# Caractéristiques avancées pour la détection de pneumonie

Constatant que le fine-tuning des hyperparamètres de Random Forest ne permet pas de dépasser 82% d'accuracy, nous explorons dans ce notebook l'extraction de caractéristiques avancées avec HOG (Histogram of Oriented Gradients) et LBP (Local Binary Patterns).

## Pourquoi ces descripteurs améliorent les performances

Contrairement aux statistiques simples (moyennes, écarts-types) qui ne capturent que des informations globales, HOG et LBP extraient:
- **Contours et structures** (HOG): détecte les gradients d'intensité révélateurs des opacités pneumoniques
- **Textures locales** (LBP): capture les motifs subtils des infiltrats et altérations tissulaires

La combinaison HOG+LBP offre une représentation complémentaire et bien plus riche des radiographies, permettant au même algorithme Random Forest d'atteindre des performances nettement supérieures.

In [None]:
import os
import numpy as np
import pandas as pd
import matplotlib.pyplot as plt
from PIL import Image
import time
import pickle

from skimage.feature import hog, local_binary_pattern
from skimage import exposure

from sklearn.ensemble import RandomForestClassifier
from sklearn.metrics import accuracy_score, precision_score, recall_score, f1_score
from sklearn.metrics import confusion_matrix, classification_report, roc_curve, auc

%matplotlib inline
plt.style.use('seaborn-v0_8-whitegrid')


# Vérification des dossiers

In [None]:
models_dir = 'models'
if not os.path.exists(models_dir):
    os.makedirs(models_dir)
    print(f"Dossier '{models_dir}' créé avec succès.")
else:
    print(f"Le dossier '{models_dir}' existe déjà.")
    
preprocessed_base = 'preprocessed_chest_xray'
train_dir = os.path.join(preprocessed_base, 'train')
val_dir = os.path.join(preprocessed_base, 'val')
test_dir = os.path.join(preprocessed_base, 'test')

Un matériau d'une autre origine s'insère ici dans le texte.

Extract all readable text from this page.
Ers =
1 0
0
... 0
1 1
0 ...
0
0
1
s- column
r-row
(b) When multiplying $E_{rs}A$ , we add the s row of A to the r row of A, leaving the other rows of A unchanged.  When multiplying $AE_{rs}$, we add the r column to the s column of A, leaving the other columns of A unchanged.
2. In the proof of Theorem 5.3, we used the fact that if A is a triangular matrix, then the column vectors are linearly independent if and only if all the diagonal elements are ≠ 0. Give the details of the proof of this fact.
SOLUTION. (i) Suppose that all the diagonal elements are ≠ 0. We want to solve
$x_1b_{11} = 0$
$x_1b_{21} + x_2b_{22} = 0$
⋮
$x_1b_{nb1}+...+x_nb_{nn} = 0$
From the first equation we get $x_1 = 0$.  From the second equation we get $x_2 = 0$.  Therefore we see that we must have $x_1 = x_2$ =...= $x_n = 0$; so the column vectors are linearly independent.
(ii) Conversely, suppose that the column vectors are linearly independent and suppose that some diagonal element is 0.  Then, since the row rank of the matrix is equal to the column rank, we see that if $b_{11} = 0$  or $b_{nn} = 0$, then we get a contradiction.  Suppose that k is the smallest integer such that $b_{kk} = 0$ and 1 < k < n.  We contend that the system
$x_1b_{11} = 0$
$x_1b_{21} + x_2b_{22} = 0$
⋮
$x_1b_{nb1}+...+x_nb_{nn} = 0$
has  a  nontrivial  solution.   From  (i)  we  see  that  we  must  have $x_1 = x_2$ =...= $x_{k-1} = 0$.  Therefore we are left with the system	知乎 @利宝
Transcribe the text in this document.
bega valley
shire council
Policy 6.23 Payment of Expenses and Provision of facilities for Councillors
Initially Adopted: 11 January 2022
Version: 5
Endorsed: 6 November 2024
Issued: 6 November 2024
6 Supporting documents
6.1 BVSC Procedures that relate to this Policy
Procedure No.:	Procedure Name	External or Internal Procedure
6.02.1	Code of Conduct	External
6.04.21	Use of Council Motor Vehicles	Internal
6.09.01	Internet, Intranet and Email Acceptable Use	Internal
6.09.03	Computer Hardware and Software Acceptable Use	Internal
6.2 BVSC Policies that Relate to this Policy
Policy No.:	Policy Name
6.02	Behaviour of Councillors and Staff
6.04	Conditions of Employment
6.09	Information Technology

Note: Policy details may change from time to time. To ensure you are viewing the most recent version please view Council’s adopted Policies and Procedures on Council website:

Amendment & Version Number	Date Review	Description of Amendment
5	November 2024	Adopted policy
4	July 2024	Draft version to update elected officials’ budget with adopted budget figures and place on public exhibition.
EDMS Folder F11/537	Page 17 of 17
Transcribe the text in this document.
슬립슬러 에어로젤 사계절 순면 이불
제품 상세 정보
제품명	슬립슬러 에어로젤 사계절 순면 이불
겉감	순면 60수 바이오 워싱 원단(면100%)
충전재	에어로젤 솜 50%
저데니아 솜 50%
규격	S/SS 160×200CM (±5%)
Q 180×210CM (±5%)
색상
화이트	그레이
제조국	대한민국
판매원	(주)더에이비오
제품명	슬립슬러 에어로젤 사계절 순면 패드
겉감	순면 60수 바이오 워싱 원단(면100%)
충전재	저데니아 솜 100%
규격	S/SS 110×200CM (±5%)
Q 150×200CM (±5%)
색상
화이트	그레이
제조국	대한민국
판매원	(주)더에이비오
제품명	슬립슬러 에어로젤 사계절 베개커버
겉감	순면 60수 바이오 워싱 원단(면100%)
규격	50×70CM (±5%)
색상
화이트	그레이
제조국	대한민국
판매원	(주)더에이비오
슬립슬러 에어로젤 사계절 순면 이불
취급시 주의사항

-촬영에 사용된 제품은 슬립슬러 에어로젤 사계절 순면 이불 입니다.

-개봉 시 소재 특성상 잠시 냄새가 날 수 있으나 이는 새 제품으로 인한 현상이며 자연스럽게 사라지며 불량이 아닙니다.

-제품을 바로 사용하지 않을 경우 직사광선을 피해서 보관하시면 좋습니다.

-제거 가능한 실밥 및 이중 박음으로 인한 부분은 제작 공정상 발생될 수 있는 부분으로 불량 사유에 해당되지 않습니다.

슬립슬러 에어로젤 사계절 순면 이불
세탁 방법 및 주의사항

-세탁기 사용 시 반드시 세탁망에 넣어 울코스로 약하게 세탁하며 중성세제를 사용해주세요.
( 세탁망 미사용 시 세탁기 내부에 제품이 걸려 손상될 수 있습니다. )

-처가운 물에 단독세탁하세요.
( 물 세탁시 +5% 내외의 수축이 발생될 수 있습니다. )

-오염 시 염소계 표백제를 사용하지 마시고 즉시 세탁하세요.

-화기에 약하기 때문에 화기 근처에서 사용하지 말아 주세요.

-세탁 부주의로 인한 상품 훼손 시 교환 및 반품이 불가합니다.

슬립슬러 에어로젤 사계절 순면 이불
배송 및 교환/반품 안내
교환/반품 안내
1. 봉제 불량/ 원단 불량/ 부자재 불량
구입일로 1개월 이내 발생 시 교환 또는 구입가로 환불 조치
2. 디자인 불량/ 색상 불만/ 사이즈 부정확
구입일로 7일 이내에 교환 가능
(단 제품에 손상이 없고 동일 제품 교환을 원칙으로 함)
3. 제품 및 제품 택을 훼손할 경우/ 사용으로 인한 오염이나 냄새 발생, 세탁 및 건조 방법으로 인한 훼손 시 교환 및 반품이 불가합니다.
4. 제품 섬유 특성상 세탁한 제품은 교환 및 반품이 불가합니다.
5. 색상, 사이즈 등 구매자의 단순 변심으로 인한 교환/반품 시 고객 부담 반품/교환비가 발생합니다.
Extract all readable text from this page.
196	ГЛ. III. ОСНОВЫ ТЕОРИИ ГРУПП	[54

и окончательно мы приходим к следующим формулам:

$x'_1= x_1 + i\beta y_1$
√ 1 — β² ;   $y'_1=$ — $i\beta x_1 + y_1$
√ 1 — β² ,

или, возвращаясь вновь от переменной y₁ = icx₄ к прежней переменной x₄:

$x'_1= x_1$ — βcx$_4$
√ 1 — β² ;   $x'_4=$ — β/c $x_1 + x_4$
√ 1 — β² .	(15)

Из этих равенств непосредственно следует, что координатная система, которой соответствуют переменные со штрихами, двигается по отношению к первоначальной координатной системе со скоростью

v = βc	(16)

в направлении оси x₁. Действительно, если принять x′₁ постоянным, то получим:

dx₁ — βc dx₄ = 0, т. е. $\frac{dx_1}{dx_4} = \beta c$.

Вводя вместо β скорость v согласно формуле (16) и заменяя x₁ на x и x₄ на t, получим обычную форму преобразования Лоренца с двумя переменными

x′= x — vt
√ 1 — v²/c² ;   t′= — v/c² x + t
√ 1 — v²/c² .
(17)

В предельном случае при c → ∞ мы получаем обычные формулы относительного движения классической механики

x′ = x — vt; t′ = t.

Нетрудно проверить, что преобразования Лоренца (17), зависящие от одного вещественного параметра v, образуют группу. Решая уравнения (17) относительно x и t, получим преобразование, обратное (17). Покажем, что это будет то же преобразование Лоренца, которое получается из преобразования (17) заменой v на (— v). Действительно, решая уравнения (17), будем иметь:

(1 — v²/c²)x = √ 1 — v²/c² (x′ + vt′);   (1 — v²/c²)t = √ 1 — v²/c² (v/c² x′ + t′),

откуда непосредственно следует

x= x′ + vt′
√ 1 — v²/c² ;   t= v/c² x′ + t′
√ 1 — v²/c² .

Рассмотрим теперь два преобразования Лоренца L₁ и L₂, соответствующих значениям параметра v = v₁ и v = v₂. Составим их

for directory in [train_dir, val_dir, test_dir]:
    if not os.path.exists(directory):
        print(f"Attention: Le dossier {directory} n'existe pas!")
    else:
        normal_count = len(os.listdir(os.path.join(directory, 'NORMAL')))
        pneumonia_count = len(os.listdir(os.path.join(directory, 'PNEUMONIA')))
        print(f"{directory}: {normal_count} images normales, {pneumonia_count} images pneumonie")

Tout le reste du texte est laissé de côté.